Fans in the South build temples for stars

By Staff

By: Deepa Gahlot, IndiaFM
Wednesday, June 20, 2007
Film stars all over the world would envy Rajnikant. Not only does he have legions of fans who would kill or die for him, they also convert their devotion into ticket sales. What's the point of having fans who worship a star, but don't particularly care about catching his/her film on the first day, paying a premium for tickets?

The way Rajnikant's Sivaji (and many of his films before it) was received with unabashed frenzy-- bathing posters with milk, bursting crackers, prayers, and so on, was surprising and amusing to people outside the Tamil circles. This, crazy star worship, of course seems to be a regional phenomenon. In Chennai, when star-politician MG Ramachandran died, reports said that 30 people committed suicide and many more shaved their heads as a mark of grief. When NT Rama Rao passed away in Andhra, there were similarly hysterical outbursts of mourning, and more recently when Kannada superstar Rajkumar passed away, there were riots in Bangalore by fans who wanted the city to shut down in sorrow.

Fans in the South build temples to stars, worship them like gods, form fan clubs, and would lay down their lives at a word from a star. No politician in the South would want to rub Rajnikant the wrong way, because if he tells people not to vote for a leader, they will obey without question. It is astonishing that with such power, Rajnikant has remained down to earth, and has shown no signs of misusing his sway over the masses. He doesn't even need to fill his coffers with undignified endorsements, he earns ten times more than many Bollywood star and gives away a lot to charity. Off screen, he is often seen in simple clothes, rubber chappals, balding and greying head proudly on display. And his fans love him for his unpretentiousness, because on screen, he lives up to their expectations.

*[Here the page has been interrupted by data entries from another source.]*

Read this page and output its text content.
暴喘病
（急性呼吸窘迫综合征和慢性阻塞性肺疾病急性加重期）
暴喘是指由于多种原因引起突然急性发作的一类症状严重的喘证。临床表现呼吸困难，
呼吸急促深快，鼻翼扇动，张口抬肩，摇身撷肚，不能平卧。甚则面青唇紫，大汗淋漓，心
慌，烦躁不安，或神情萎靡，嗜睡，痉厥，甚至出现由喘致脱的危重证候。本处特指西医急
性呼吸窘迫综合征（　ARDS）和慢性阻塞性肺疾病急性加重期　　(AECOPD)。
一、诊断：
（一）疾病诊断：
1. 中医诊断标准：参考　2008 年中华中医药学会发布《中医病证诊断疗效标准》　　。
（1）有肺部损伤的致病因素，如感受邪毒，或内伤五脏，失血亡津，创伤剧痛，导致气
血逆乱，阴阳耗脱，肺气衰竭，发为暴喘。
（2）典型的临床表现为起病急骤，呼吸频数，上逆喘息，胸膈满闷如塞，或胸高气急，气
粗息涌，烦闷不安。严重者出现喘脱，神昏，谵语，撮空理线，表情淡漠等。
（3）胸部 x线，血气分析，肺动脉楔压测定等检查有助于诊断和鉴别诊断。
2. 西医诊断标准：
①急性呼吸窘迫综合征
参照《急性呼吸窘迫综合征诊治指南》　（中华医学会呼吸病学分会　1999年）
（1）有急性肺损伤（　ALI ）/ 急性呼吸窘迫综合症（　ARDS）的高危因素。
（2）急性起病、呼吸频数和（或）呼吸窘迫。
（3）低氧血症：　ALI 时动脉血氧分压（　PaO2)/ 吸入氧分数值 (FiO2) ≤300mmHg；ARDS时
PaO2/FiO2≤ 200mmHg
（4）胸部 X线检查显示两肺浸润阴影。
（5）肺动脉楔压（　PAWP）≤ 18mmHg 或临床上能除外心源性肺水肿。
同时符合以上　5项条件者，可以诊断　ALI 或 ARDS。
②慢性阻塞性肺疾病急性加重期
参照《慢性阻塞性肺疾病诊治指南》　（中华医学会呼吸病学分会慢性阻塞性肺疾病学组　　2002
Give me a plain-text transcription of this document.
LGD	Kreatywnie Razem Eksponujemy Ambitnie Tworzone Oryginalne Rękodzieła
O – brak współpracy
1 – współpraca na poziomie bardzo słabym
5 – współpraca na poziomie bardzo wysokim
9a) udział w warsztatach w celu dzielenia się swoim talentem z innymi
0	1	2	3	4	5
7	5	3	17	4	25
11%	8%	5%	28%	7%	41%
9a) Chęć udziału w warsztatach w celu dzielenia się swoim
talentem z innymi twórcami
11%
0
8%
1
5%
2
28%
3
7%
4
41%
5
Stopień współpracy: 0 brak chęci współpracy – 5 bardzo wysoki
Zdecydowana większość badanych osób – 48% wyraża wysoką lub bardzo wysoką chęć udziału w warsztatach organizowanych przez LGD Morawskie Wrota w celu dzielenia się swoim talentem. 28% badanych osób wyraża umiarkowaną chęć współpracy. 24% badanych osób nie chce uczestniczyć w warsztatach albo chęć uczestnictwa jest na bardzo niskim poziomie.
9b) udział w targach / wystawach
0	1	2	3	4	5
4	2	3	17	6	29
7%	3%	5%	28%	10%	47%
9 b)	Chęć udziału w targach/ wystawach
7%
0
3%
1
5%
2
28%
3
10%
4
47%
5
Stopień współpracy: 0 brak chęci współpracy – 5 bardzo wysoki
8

Bollywood may strut its stuff all over the globe, Amitabh Bachchan may have been voted star of the millennium by NRI fans, but that is no guarantee of the success of his films. He, Shah Rukh Khan and other stars may be able to sell products but they can't sell tickets. Aishwarya Rai may be called the most powerful Bollywood star by Time magazine, but she cannot get people to go and see her well-hyped films. Does anyone remember an instance of any release by a Bollywood star that was accompanied by such passion as the opening of Sivaji?

In the West too, stars have crazy fans who stalk them (John Lennon was killed by an obsessive fan), follow their lives in tabloids, copy their style and try to get their plastic surgeon to make them look like their Hollywood idols, but whoever heard of a church to worship Brad Pitt!

Believe it or not, there is apparently something called Celebrity Worship Syndrome, and the New Scientist magazine reported in 2003 that one-third of Americans were suffering from it. James Houran, clinical psychologist and joint creator of the Celebrity Worship Scale, is reported to have said that low levels of celebrity worship are "a form of social bonding, stress reduction, escapism and entertainment. At low levels, people tend to be happier, more personable and more outgoing." While at higher levels, celebrity worship has been linked with "depression, anxiety, body-image problems and addiction."

According to a piece by Erica Harrison in Cosmos magazine last year, "Social psychologists agree that the reasons are complex, but some issues seem to recur. One is that we're bored, and living through movie stars is a way of alleviating that boredom. Another is that we're searching for identity, the evidence for which is that teenagers (those lost souls of adolescence) usually score highest on the scale. Social fragmentation might also play a part: as family and community values are crushed by the cult of individualism and an omnipresent media, perhaps fantasy relationships are becoming easier to form than real ones... Perhaps Fame is the new religion, and celebrities our gods."

Rajnikant and his fans could be the subject of a very interesting academic study. We may think he is just another star, but his fans are on another astral plane altogether.